I sensed the "one last thing" moment coming on, right before Walt mentioned Jesse, and I cringed a little. I mean, guys, really? This is BREAKING FRICKIN BAD and you're going to end it with that trite device??

But what bothers me about the "one last thing" moment isn't so much the overuse; it is the plain silliness of it. I don't actually know any Uncle Jack-types, but I'm assuming there are a fair number of Uncle Jack-types out there. Real-life bad guys. In those situations, when they are about to kill someone, will insulting their intelligence/competence/whatever honestly give them pause? Come on.

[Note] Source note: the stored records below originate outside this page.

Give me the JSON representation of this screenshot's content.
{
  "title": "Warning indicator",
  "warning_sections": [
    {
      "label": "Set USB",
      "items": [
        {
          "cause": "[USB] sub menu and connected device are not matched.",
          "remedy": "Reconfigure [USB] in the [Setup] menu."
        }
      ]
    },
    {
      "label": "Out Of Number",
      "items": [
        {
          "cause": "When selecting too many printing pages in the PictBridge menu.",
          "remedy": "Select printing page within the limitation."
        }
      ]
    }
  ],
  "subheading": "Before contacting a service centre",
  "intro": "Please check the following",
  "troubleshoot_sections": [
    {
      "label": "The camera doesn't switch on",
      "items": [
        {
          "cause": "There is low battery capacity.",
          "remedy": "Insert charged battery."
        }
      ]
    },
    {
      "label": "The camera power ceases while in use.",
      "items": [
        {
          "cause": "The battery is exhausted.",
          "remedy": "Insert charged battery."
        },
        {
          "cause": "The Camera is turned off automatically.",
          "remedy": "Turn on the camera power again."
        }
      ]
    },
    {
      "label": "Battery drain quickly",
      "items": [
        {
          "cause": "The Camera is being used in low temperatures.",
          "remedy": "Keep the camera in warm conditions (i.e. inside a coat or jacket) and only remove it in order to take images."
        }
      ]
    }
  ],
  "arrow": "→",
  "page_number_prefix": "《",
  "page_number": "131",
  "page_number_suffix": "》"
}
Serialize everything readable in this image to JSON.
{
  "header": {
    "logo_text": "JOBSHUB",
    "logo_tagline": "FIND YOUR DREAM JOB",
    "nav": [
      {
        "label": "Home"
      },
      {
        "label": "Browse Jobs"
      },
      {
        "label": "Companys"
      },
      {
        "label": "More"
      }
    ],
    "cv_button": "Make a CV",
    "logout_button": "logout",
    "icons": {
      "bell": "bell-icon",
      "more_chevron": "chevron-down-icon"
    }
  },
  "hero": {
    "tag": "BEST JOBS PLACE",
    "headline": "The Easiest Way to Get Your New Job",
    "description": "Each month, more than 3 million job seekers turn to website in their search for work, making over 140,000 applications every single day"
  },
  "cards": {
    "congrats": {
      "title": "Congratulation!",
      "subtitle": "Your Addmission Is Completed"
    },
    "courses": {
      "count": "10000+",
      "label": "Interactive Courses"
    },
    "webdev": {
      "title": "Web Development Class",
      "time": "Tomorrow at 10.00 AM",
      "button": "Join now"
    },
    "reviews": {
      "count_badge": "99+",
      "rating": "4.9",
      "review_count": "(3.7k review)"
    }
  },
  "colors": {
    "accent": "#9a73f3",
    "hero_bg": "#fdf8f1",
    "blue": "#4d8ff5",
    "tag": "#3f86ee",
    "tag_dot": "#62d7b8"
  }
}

In response to the Jesse Pinkman taunt, Uncle Jack would have just fucking shot Walt in the head.

Which brings me to my real motivation for writing this post: HAL 9000. I recently re-read 2001: A Space Odyssey and... good god... HAL is such a fantastic villain. Even though HAL is an inorganic machine, he can't be classified as evil, or as a psychopath, or even as a sociopath. Clarke clearly defines HAL - within the reality of the novel, of course - as a substantial leap forward in artificial intelligence. HAL isn't merely a supercomputer; his designers were able to create "neural networks [that] could be generated automatically - self-replicated ... artificial brains could be grown by a process strikingly analogous to the development of a human brain."

In short, HAL does have emotions, and a sort of moral compass. And it is precisely these all-too-human traits - guilt, fear, shame, a sense of being trapped - that lead to HAL's temporary psychotic break (again, without any explicit conversion to psychopathy). Once HAL suffers this break and is forced into the climactic decision moment [how can I best alleviate this emotional turmoil?] we are rewarded with one of the most chilling moments in all genre fiction: "Dave, this conversation can serve no purpose anymore. Goodbye." The one thing HAL doesn't do? Despite Dave's attempts to keep HAL talking? He doesn't fall for the "one last thing before you kill me" trick.